So, in just a quick follow-up to my last rant, I've entirely stopped reading any DC comics! I've been tipping back heavily towards Marvel stuff for years now but there's always been something keeping me connected, like an umbilical cord, to DC. But Morrison finished Batman, Johns finished Green Lantern, Williams 3 and Blackman got kicked off of Batwoman and though I looked nothing else really appealed. I liked Snyder's Zero Year story on Batman but the constant return to the poisoned well that is the Joker and each writer's belief that they can tell the ultimate Joker story is boring. At the moment DC feels tired and lacking in either ideas or the courage to strike out and try something new even though this is at a time when they've 'killed off' Bruce Wayne. Their idea of trying something new is to repeat something Morrison did five years ago and other writers over a decade before that? Wow, brave. Bring me Superman's severed head and an affidavit from God that we're never getting his soul back in this or any other universe and then we'll talk.
But in case you think I'm only going to moan about things I don't like, let's talk about
Pretty Deadly by Kelly Sue Deconnick and Emma Rios. This was an absolute bugger to read in individual issues so it was nice to get the trade and read it all in one morning. This was the first thing I'd read by either creator, I think. Since then I've followed Kelly Sue to 'Bitch Planet' which I've also enjoyed, not least for its more linear plot. This book is in the category of 'Weird Western', involving as it does Death, Death's daughter and a cast of… others. It gets problematic in that Deconnick is trying to tell what is a fairly straightforward story in as roundabout a way as she can. Meanwhile, Rios's pencils are great for suggesting action and tight scenes of little or no movement but somewhere in between and it can get a bit muddled. The pages are quite tight, compressed artwork to tell an uncompressed story. There are nice touches, Death has a bunny's skull for a head for no real reason. In the end it's quite a nice spin on fairly standard Western tropes, it's sad that the fact that it has a number of female main characters is something that still feels noteworthy in this day and age. I'm interested to see where this series goes in future but this was a four issue story stretched to five in order to fill out a trade, hopefully there will be more meat in future.
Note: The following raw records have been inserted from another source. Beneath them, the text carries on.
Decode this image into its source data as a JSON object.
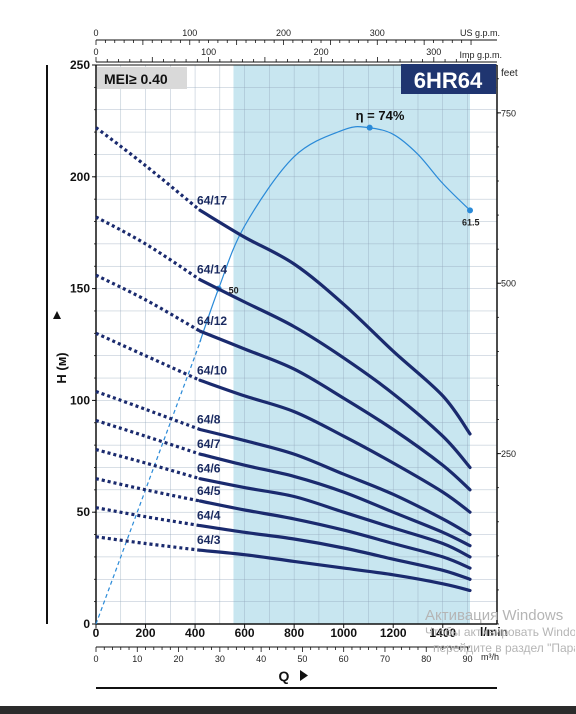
{
  "chart_data": {
    "type": "line",
    "title": "6HR64",
    "badge": "MEI≥ 0.40",
    "efficiency_label": "η = 74%",
    "colors": {
      "curve": "#1a2a6e",
      "efficiency": "#2a8ad8",
      "shaded_region": "#c8e6f0",
      "title_bg": "#1f3570",
      "badge_bg": "#d9d9d9"
    },
    "xlabel": "Q",
    "xunit": "l/min",
    "ylabel": "H (м)",
    "x_axis_lpm": {
      "range": [
        0,
        1500
      ],
      "ticks": [
        "0",
        "200",
        "400",
        "600",
        "800",
        "1000",
        "1200",
        "1400"
      ]
    },
    "x_axis_m3h": {
      "unit": "m³/h",
      "range": [
        0,
        92
      ],
      "ticks": [
        "0",
        "10",
        "20",
        "30",
        "40",
        "50",
        "60",
        "70",
        "80",
        "90"
      ]
    },
    "x_axis_usgpm": {
      "unit": "US g.p.m.",
      "range": [
        0,
        400
      ],
      "ticks": [
        "0",
        "100",
        "200",
        "300"
      ]
    },
    "x_axis_impgpm": {
      "unit": "Imp g.p.m.",
      "range": [
        0,
        330
      ],
      "ticks": [
        "0",
        "100",
        "200",
        "300"
      ]
    },
    "y_axis_m": {
      "range": [
        0,
        250
      ],
      "ticks": [
        "0",
        "50",
        "100",
        "150",
        "200",
        "250"
      ]
    },
    "y_axis_feet": {
      "unit": "feet",
      "range": [
        0,
        820
      ],
      "ticks": [
        "250",
        "500",
        "750"
      ]
    },
    "shaded_range_lpm": [
      555,
      1510
    ],
    "operating_range_lpm": [
      420,
      1510
    ],
    "series": [
      {
        "name": "64/17",
        "x": [
          0,
          200,
          420,
          600,
          800,
          1000,
          1200,
          1400,
          1510
        ],
        "y": [
          222,
          205,
          185,
          173,
          161,
          143,
          122,
          102,
          85
        ]
      },
      {
        "name": "64/14",
        "x": [
          0,
          200,
          420,
          600,
          800,
          1000,
          1200,
          1400,
          1510
        ],
        "y": [
          182,
          170,
          154,
          144,
          133,
          119,
          103,
          84,
          70
        ]
      },
      {
        "name": "64/12",
        "x": [
          0,
          200,
          420,
          600,
          800,
          1000,
          1200,
          1400,
          1510
        ],
        "y": [
          156,
          145,
          131,
          123,
          114,
          101,
          87,
          71,
          60
        ]
      },
      {
        "name": "64/10",
        "x": [
          0,
          200,
          420,
          600,
          800,
          1000,
          1200,
          1400,
          1510
        ],
        "y": [
          130,
          120,
          109,
          102,
          95,
          84,
          72,
          59,
          50
        ]
      },
      {
        "name": "64/8",
        "x": [
          0,
          200,
          420,
          600,
          800,
          1000,
          1200,
          1400,
          1510
        ],
        "y": [
          104,
          96,
          87,
          82,
          76,
          67,
          58,
          47,
          40
        ]
      },
      {
        "name": "64/7",
        "x": [
          0,
          200,
          420,
          600,
          800,
          1000,
          1200,
          1400,
          1510
        ],
        "y": [
          91,
          84,
          76,
          71,
          66,
          59,
          50,
          41,
          35
        ]
      },
      {
        "name": "64/6",
        "x": [
          0,
          200,
          420,
          600,
          800,
          1000,
          1200,
          1400,
          1510
        ],
        "y": [
          78,
          72,
          65,
          61,
          57,
          50,
          43,
          36,
          30
        ]
      },
      {
        "name": "64/5",
        "x": [
          0,
          200,
          420,
          600,
          800,
          1000,
          1200,
          1400,
          1510
        ],
        "y": [
          65,
          60,
          55,
          51,
          47,
          42,
          36,
          30,
          25
        ]
      },
      {
        "name": "64/4",
        "x": [
          0,
          200,
          420,
          600,
          800,
          1000,
          1200,
          1400,
          1510
        ],
        "y": [
          52,
          48,
          44,
          41,
          38,
          34,
          29,
          24,
          20
        ]
      },
      {
        "name": "64/3",
        "x": [
          0,
          200,
          420,
          600,
          800,
          1000,
          1200,
          1400,
          1510
        ],
        "y": [
          39,
          36,
          33,
          31,
          28,
          25,
          22,
          18,
          15
        ]
      }
    ],
    "efficiency_curve": {
      "x": [
        0,
        200,
        400,
        495,
        600,
        800,
        1000,
        1100,
        1200,
        1300,
        1400,
        1510
      ],
      "y": [
        0,
        60,
        120,
        150,
        178,
        209,
        221,
        222,
        219,
        210,
        197,
        185
      ],
      "labeled_points": [
        {
          "x": 495,
          "y": 150,
          "label": "50"
        },
        {
          "x": 1105,
          "y": 222,
          "label": ""
        },
        {
          "x": 1510,
          "y": 185,
          "label": "61.5"
        }
      ]
    }
  },
  "watermark": {
    "line1": "Активация Windows",
    "line2": "Чтобы активировать Windows,",
    "line3": "перейдите в раздел \"Параметры\"."
  }
}
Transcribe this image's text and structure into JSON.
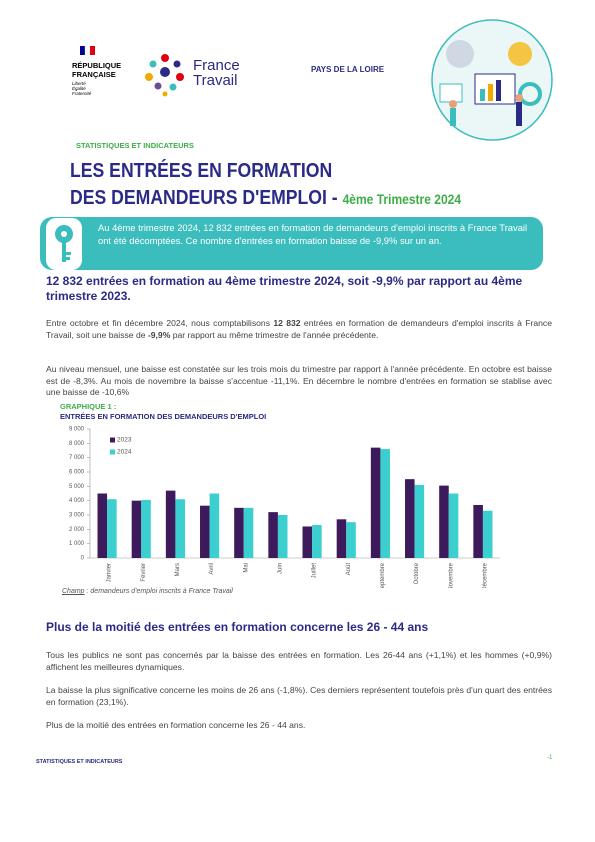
{
  "header": {
    "republic": "RÉPUBLIQUE FRANÇAISE",
    "motto": "Liberté Égalité Fraternité",
    "brand": "France Travail",
    "region": "PAYS DE LA LOIRE",
    "kicker": "STATISTIQUES ET INDICATEURS"
  },
  "title": {
    "line1": "LES ENTRÉES EN FORMATION",
    "line2": "DES DEMANDEURS D'EMPLOI - ",
    "period": "4ème Trimestre 2024"
  },
  "summary": "Au 4ème trimestre 2024, 12 832 entrées en formation de demandeurs d'emploi inscrits à France Travail ont été décomptées. Ce nombre d'entrées en formation baisse de -9,9% sur un an.",
  "section1": {
    "heading": "12 832 entrées en formation au 4ème trimestre 2024, soit -9,9% par rapport au 4ème trimestre 2023.",
    "paragraph1": [
      "Entre octobre et fin décembre 2024, nous comptabilisons ",
      "12 832",
      " entrées en formation de demandeurs d'emploi inscrits à France Travail, soit une baisse de ",
      "-9,9%",
      " par rapport au même trimestre de l'année précédente."
    ],
    "paragraph2": "Au niveau mensuel, une baisse est constatée sur les trois mois du trimestre par rapport à l'année précédente. En octobre est baisse est de -8,3%. Au mois de novembre la baisse s'accentue -11,1%. En décembre le nombre d'entrées en formation se stablise avec une baisse de -10,6%"
  },
  "chart_data": {
    "type": "bar",
    "label": "GRAPHIQUE 1 :",
    "title": "ENTRÉES EN FORMATION DES DEMANDEURS D'EMPLOI",
    "categories": [
      "Janvier",
      "Février",
      "Mars",
      "Avril",
      "Mai",
      "Juin",
      "Juillet",
      "Août",
      "Septembre",
      "Octobre",
      "Novembre",
      "Décembre"
    ],
    "series": [
      {
        "name": "2023",
        "color": "#3d1a5b",
        "values": [
          4500,
          4000,
          4700,
          3650,
          3500,
          3200,
          2200,
          2700,
          7700,
          5500,
          5050,
          3700
        ]
      },
      {
        "name": "2024",
        "color": "#3ccfcf",
        "values": [
          4100,
          4050,
          4100,
          4500,
          3500,
          3000,
          2300,
          2500,
          7600,
          5100,
          4500,
          3300
        ]
      }
    ],
    "ylim": [
      0,
      9000
    ],
    "yticks": [
      0,
      {
        "value": 1000,
        "label": "1 000"
      },
      {
        "value": 2000,
        "label": "2 000"
      },
      {
        "value": 3000,
        "label": "3 000"
      },
      {
        "value": 4000,
        "label": "4 000"
      },
      {
        "value": 5000,
        "label": "5 000"
      },
      {
        "value": 6000,
        "label": "6 000"
      },
      {
        "value": 7000,
        "label": "7 000"
      },
      {
        "value": 8000,
        "label": "8 000"
      },
      {
        "value": 9000,
        "label": "9 000"
      }
    ],
    "grid": false,
    "legend": "top-left",
    "source": [
      "Champ",
      " : demandeurs d'emploi inscrits à France Travail"
    ]
  },
  "section2": {
    "heading": "Plus de la moitié des entrées en formation concerne les 26 - 44 ans",
    "paragraphs": [
      "Tous les publics ne sont pas concernés par la baisse des entrées en formation. Les 26-44 ans (+1,1%) et les hommes (+0,9%) affichent les meilleures dynamiques.",
      "La baisse la plus significative concerne les moins de 26 ans (-1,8%). Ces derniers représentent toutefois près d'un quart des entrées en formation (23,1%).",
      "Plus de la moitié des entrées en formation concerne les 26 - 44 ans."
    ]
  },
  "footer": {
    "label": "STATISTIQUES ET INDICATEURS",
    "page": "-1"
  }
}
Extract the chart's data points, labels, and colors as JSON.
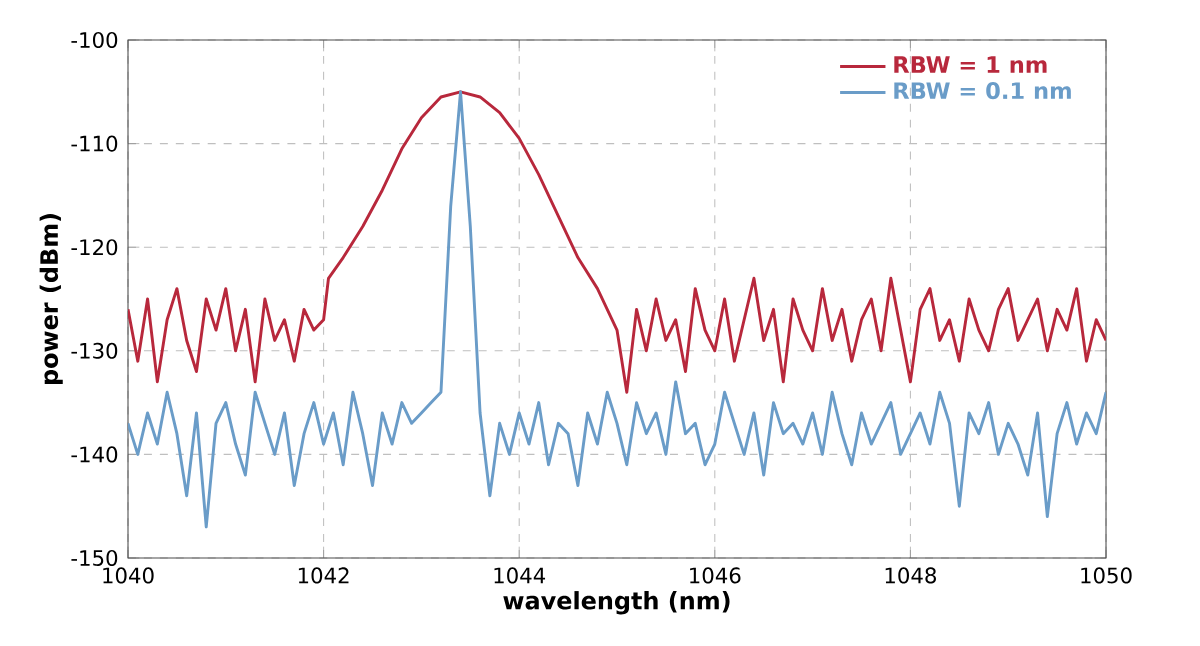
{
  "chart_data": {
    "type": "line",
    "xlabel": "wavelength (nm)",
    "ylabel": "power (dBm)",
    "xlim": [
      1040,
      1050
    ],
    "ylim": [
      -150,
      -100
    ],
    "xticks": [
      1040,
      1042,
      1044,
      1046,
      1048,
      1050
    ],
    "yticks": [
      -150,
      -140,
      -130,
      -120,
      -110,
      -100
    ],
    "grid": true,
    "legend": "top right",
    "marker": "none",
    "line_style": "solid",
    "series": [
      {
        "name": "RBW = 1 nm",
        "color": "#b8283c",
        "x": [
          1040,
          1040.1,
          1040.2,
          1040.3,
          1040.4,
          1040.5,
          1040.6,
          1040.7,
          1040.8,
          1040.9,
          1041,
          1041.1,
          1041.2,
          1041.3,
          1041.4,
          1041.5,
          1041.6,
          1041.7,
          1041.8,
          1041.9,
          1042,
          1042.05,
          1042.2,
          1042.4,
          1042.6,
          1042.8,
          1043,
          1043.2,
          1043.4,
          1043.6,
          1043.8,
          1044,
          1044.2,
          1044.4,
          1044.6,
          1044.8,
          1045,
          1045.1,
          1045.2,
          1045.3,
          1045.4,
          1045.5,
          1045.6,
          1045.7,
          1045.8,
          1045.9,
          1046,
          1046.1,
          1046.2,
          1046.3,
          1046.4,
          1046.5,
          1046.6,
          1046.7,
          1046.8,
          1046.9,
          1047,
          1047.1,
          1047.2,
          1047.3,
          1047.4,
          1047.5,
          1047.6,
          1047.7,
          1047.8,
          1047.9,
          1048,
          1048.1,
          1048.2,
          1048.3,
          1048.4,
          1048.5,
          1048.6,
          1048.7,
          1048.8,
          1048.9,
          1049,
          1049.1,
          1049.2,
          1049.3,
          1049.4,
          1049.5,
          1049.6,
          1049.7,
          1049.8,
          1049.9,
          1050
        ],
        "values": [
          -126,
          -131,
          -125,
          -133,
          -127,
          -124,
          -129,
          -132,
          -125,
          -128,
          -124,
          -130,
          -126,
          -133,
          -125,
          -129,
          -127,
          -131,
          -126,
          -128,
          -127,
          -123,
          -121,
          -118,
          -114.5,
          -110.5,
          -107.5,
          -105.5,
          -105,
          -105.5,
          -107,
          -109.5,
          -113,
          -117,
          -121,
          -124,
          -128,
          -134,
          -126,
          -130,
          -125,
          -129,
          -127,
          -132,
          -124,
          -128,
          -130,
          -125,
          -131,
          -127,
          -123,
          -129,
          -126,
          -133,
          -125,
          -128,
          -130,
          -124,
          -129,
          -126,
          -131,
          -127,
          -125,
          -130,
          -123,
          -128,
          -133,
          -126,
          -124,
          -129,
          -127,
          -131,
          -125,
          -128,
          -130,
          -126,
          -124,
          -129,
          -127,
          -125,
          -130,
          -126,
          -128,
          -124,
          -131,
          -127,
          -129
        ]
      },
      {
        "name": "RBW = 0.1 nm",
        "color": "#6a9cc8",
        "x": [
          1040,
          1040.1,
          1040.2,
          1040.3,
          1040.4,
          1040.5,
          1040.6,
          1040.7,
          1040.8,
          1040.9,
          1041,
          1041.1,
          1041.2,
          1041.3,
          1041.4,
          1041.5,
          1041.6,
          1041.7,
          1041.8,
          1041.9,
          1042,
          1042.1,
          1042.2,
          1042.3,
          1042.4,
          1042.5,
          1042.6,
          1042.7,
          1042.8,
          1042.9,
          1043,
          1043.1,
          1043.2,
          1043.3,
          1043.4,
          1043.5,
          1043.6,
          1043.7,
          1043.8,
          1043.9,
          1044,
          1044.1,
          1044.2,
          1044.3,
          1044.4,
          1044.5,
          1044.6,
          1044.7,
          1044.8,
          1044.9,
          1045,
          1045.1,
          1045.2,
          1045.3,
          1045.4,
          1045.5,
          1045.6,
          1045.7,
          1045.8,
          1045.9,
          1046,
          1046.1,
          1046.2,
          1046.3,
          1046.4,
          1046.5,
          1046.6,
          1046.7,
          1046.8,
          1046.9,
          1047,
          1047.1,
          1047.2,
          1047.3,
          1047.4,
          1047.5,
          1047.6,
          1047.7,
          1047.8,
          1047.9,
          1048,
          1048.1,
          1048.2,
          1048.3,
          1048.4,
          1048.5,
          1048.6,
          1048.7,
          1048.8,
          1048.9,
          1049,
          1049.1,
          1049.2,
          1049.3,
          1049.4,
          1049.5,
          1049.6,
          1049.7,
          1049.8,
          1049.9,
          1050
        ],
        "values": [
          -137,
          -140,
          -136,
          -139,
          -134,
          -138,
          -144,
          -136,
          -147,
          -137,
          -135,
          -139,
          -142,
          -134,
          -137,
          -140,
          -136,
          -143,
          -138,
          -135,
          -139,
          -136,
          -141,
          -134,
          -138,
          -143,
          -136,
          -139,
          -135,
          -137,
          -136,
          -135,
          -134,
          -116,
          -105,
          -118,
          -136,
          -144,
          -137,
          -140,
          -136,
          -139,
          -135,
          -141,
          -137,
          -138,
          -143,
          -136,
          -139,
          -134,
          -137,
          -141,
          -135,
          -138,
          -136,
          -140,
          -133,
          -138,
          -137,
          -141,
          -139,
          -134,
          -137,
          -140,
          -136,
          -142,
          -135,
          -138,
          -137,
          -139,
          -136,
          -140,
          -134,
          -138,
          -141,
          -136,
          -139,
          -137,
          -135,
          -140,
          -138,
          -136,
          -139,
          -134,
          -137,
          -145,
          -136,
          -138,
          -135,
          -140,
          -137,
          -139,
          -142,
          -136,
          -146,
          -138,
          -135,
          -139,
          -136,
          -138,
          -134
        ]
      }
    ]
  }
}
One Soul by Ray Fawkes is a deceptively simple idea, take eighteen characters from eighteen different time periods (from our earliest hunter gatherer forebears through the Middle Ages up to the present day) and take us through their lives from before birth (we don't see anything start to form until page eight) through their adolescence up to their deaths and beyond. So we have two sets of nine panel grids with each character getting a panel we see them progress through life. There's the Roman girl who becomes a priestess of Artemis, the Japanese weaver who just wants to work on her art, the soldier from America's war of independence and the punk with her poetry and spiralling drug addiction and that's just four of them. Even their, in some cases, untimely deaths don't end their contributions, the panels go black but the story continues. the panels complement one another, such as one side of a double page spread with close-ups of the right eyes of the first nine characters on the left and the left eyes of the second nine characters on the right or where one character is struck by an arrow another has a heart attack. It's reminiscent of the chapters of From Hell dealing with Sir William Gull and the Victorian ideas of time travel. Beautifully executed and well worth seeking out.